Wir werden durch die vielen Flüchtlinge, die auf mannigfachen Wegen zu uns kommen, elementar herausgefordert. Heute lesen wir in den Zeitungen, dass in Italien allein gestern 2.700 Flüchtlinge, die in Schlauchbooten die Küste zu erreichen versuchten, gerettet worden sind, darunter auch von einem deutschen Marineschiff. Die Menschen kommen heute vor allem aus den Krisenregionen der Welt.
Flüchtlinge und Heimatvertriebene gab es schon von früh in der Geschichte der Menschheit. Auch ein Blick in die Bibel bestätigt dies. Bereits der Vater des Glaubens für die drei großen Religionen des Judentums, des Christentums und des Islam - Abraham - war ein Flüchtling. Wegen einer Hungersnot versuchte er, in Ägypten zu überleben (vgl. Gen 12,10). Seine Nachfahren wurden in Ägypten ausgebeutet und unterdrückt. Der Auszug aus Ägypten („Exodus") zeigt, dass Gott die Flüchtlinge schützt, begleitet und sich mit ihnen identifiziert. Das Volk Israel erinnert in seinem wohl wichtigsten Glaubensbekenntnis an die Erfahrungen von Flucht. Dort heißt es: „Mein Vater war ein heimatloser Aramäer..., die Ägypter behandelten uns schlecht, machten uns rechtlos und legten uns harte Fronarbeit auf. Wir schrien zum Herrn, dem Gott unserer Väter, und der Herr hörte unser Schreien und sah unsere Rechtlosigkeit, unsere Arbeitslast und unsere Bedrängnis" (Dtn 26,5-7). Im Neuen Testament berichtet das Matthäus-Evangelium von der Flucht Jesu nach Ägypten (vgl. Mt 2,13ff.). Jesu Anhänger wurden in den ersten Jahrhunderten verfolgt, gefoltert und getötet (vgl. schon Apg 8,1).
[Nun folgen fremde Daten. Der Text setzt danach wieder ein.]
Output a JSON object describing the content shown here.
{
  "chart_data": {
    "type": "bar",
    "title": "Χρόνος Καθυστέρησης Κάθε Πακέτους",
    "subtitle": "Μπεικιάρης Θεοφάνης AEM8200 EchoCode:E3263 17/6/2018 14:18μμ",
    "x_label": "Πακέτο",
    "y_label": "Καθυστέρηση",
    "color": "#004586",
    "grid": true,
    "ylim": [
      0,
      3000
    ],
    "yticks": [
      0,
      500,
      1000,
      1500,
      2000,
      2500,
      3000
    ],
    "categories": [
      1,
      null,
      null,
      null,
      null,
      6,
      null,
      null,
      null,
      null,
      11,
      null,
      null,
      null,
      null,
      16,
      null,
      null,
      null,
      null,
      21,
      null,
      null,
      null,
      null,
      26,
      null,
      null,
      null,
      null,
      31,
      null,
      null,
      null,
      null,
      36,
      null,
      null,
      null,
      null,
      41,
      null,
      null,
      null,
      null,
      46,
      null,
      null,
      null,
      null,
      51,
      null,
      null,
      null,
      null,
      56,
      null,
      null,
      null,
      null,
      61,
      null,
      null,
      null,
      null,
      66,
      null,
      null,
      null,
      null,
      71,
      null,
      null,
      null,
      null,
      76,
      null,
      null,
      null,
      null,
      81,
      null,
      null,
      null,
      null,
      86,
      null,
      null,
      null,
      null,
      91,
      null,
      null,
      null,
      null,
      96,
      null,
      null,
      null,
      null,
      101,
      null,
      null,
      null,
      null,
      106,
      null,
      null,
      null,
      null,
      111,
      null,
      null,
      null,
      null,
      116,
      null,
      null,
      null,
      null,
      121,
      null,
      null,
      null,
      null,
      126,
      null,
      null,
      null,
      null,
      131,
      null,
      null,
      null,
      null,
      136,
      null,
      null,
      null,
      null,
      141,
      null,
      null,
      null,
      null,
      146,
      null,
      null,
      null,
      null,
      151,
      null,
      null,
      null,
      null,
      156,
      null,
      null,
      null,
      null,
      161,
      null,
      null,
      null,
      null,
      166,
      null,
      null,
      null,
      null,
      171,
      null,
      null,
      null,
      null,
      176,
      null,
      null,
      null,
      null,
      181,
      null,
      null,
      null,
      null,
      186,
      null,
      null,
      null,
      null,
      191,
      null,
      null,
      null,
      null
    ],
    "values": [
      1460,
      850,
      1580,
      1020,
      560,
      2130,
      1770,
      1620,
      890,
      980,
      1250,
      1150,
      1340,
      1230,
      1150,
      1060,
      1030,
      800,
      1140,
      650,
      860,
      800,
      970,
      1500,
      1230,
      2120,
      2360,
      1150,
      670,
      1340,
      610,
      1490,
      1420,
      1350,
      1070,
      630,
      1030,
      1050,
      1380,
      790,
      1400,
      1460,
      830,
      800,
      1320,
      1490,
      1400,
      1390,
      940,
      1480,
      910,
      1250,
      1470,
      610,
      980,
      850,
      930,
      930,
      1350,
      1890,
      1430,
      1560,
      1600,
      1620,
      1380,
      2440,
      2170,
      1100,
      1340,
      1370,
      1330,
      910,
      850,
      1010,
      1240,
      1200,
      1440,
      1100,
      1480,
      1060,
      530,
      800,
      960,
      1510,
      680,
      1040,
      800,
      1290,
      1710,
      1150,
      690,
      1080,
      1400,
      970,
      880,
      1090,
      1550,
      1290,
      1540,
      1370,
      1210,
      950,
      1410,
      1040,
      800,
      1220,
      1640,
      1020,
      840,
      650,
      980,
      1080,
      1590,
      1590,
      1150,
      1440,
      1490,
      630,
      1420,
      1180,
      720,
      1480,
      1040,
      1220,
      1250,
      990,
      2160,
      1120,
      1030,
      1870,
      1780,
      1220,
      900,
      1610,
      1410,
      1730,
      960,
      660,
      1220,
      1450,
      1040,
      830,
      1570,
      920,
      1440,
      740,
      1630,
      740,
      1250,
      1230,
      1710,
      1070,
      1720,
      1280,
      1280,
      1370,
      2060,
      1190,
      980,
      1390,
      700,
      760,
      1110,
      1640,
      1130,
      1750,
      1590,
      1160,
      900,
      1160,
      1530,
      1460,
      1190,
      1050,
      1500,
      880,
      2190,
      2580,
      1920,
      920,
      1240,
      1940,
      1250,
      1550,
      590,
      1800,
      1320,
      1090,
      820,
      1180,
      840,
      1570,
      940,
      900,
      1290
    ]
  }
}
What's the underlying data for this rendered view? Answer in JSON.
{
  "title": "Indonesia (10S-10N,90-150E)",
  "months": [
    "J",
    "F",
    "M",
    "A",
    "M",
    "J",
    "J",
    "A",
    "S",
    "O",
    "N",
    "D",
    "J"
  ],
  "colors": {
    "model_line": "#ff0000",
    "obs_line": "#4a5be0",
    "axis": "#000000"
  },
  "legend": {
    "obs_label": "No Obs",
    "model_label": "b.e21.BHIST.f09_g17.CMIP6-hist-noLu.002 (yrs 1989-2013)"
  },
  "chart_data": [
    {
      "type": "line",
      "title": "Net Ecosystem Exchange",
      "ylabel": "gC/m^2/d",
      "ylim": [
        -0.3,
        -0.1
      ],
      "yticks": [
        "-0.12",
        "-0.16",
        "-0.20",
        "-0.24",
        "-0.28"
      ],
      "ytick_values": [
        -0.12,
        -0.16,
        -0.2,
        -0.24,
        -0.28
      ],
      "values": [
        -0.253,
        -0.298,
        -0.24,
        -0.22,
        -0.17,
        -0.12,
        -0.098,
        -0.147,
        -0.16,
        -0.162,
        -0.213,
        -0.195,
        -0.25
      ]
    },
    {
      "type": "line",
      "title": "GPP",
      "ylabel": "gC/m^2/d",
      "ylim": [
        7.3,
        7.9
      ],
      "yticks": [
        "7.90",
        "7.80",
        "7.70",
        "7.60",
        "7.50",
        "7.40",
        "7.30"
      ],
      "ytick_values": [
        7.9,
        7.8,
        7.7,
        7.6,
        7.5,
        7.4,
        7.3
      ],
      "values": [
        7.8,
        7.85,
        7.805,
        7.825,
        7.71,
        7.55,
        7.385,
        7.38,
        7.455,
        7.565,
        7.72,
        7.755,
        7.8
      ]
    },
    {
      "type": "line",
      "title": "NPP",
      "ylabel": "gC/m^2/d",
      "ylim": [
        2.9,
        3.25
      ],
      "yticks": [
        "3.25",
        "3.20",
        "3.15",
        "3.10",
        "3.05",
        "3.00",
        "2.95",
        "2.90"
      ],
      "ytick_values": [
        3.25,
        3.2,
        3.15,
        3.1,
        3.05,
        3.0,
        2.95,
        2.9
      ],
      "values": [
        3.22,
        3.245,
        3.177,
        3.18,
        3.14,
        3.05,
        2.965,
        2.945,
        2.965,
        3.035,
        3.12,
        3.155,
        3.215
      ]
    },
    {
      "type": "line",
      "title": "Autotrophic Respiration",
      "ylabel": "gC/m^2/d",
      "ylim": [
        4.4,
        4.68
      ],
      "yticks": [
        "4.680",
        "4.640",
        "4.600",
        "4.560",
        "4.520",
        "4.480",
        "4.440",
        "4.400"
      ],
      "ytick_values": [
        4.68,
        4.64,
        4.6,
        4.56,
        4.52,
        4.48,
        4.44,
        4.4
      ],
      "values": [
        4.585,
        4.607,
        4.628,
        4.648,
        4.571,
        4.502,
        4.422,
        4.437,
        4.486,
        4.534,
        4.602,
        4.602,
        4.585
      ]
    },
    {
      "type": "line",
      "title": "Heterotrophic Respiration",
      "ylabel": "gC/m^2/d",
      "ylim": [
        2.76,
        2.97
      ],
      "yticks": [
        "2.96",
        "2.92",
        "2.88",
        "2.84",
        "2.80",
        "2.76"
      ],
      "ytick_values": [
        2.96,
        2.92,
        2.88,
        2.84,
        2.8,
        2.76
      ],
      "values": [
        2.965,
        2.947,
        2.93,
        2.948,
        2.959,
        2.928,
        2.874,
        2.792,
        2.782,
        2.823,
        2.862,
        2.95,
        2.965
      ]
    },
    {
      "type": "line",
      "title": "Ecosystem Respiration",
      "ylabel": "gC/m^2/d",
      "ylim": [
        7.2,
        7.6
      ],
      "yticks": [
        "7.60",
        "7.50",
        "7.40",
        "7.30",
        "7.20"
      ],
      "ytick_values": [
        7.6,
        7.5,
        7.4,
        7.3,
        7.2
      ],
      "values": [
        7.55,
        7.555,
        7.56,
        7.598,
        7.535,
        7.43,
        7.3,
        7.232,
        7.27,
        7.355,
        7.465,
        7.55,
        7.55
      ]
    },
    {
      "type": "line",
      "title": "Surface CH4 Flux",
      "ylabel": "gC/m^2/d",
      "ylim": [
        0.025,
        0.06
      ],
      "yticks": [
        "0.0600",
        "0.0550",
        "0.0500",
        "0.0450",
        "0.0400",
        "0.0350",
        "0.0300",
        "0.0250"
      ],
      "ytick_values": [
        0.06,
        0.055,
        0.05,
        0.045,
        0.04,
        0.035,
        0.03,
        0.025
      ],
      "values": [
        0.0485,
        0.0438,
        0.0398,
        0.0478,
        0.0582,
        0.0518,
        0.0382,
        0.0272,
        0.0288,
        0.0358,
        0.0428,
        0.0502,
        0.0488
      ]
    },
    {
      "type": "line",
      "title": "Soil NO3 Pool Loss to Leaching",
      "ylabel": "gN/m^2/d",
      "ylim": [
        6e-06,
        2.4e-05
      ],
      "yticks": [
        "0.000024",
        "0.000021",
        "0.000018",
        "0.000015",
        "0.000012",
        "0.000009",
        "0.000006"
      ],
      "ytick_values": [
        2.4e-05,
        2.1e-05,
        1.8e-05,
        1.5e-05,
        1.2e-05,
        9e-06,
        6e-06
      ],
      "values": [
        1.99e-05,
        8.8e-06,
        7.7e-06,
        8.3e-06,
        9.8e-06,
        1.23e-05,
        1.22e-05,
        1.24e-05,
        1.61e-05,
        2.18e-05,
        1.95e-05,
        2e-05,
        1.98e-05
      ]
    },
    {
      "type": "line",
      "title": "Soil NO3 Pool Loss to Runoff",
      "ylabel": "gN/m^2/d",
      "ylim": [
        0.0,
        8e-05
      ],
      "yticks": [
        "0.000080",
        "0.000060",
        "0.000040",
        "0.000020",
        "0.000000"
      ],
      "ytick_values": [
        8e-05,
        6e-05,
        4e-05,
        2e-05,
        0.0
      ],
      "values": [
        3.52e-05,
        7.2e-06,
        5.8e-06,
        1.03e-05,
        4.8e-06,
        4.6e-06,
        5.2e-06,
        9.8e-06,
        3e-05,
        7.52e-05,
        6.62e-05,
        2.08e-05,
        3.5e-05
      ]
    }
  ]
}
Die ersten Synoden befassten sich ausführlich mit Flüchtlingsfragen und schufen die Grundlage dafür, dass die Kirchen jahrhundertelang als Orte des Asyls galten, aus denen kein Flüchtling gewaltsam entfernt werden durfte. Verfolgte sollten im Schutz der Kirche Gelegenheit erhalten, ihre Sache einem Richter vorzutragen. Schon im Alten Testament gab es ein solches Asylrecht (vgl. Num 35,22f.). Vieles davon ist auf oft sehr differenziertem Wege bis in unsere heutige Welt weitergegeben worden. Der moderne Rechtstaat übernahm die grundsätzliche Funktion des Asyls in der Kirche. Staatliches Recht soll den Flüchtling schützen und ihm ein rechtsstaatliches Verfahren ermöglichen. Auch wenn wir heute im kirchlichen Recht, d.h. im CIC von 1983, keine Bestimmung mehr zum Asylrecht haben, ist der Gedanke eines kirchlichen Asylschutzes lebendig geblieben. So nahmen Pfarrhäuser der Bekennenden Kirche in der Nazizeit ebenso wie katholische Pfarrhäuser Juden auf.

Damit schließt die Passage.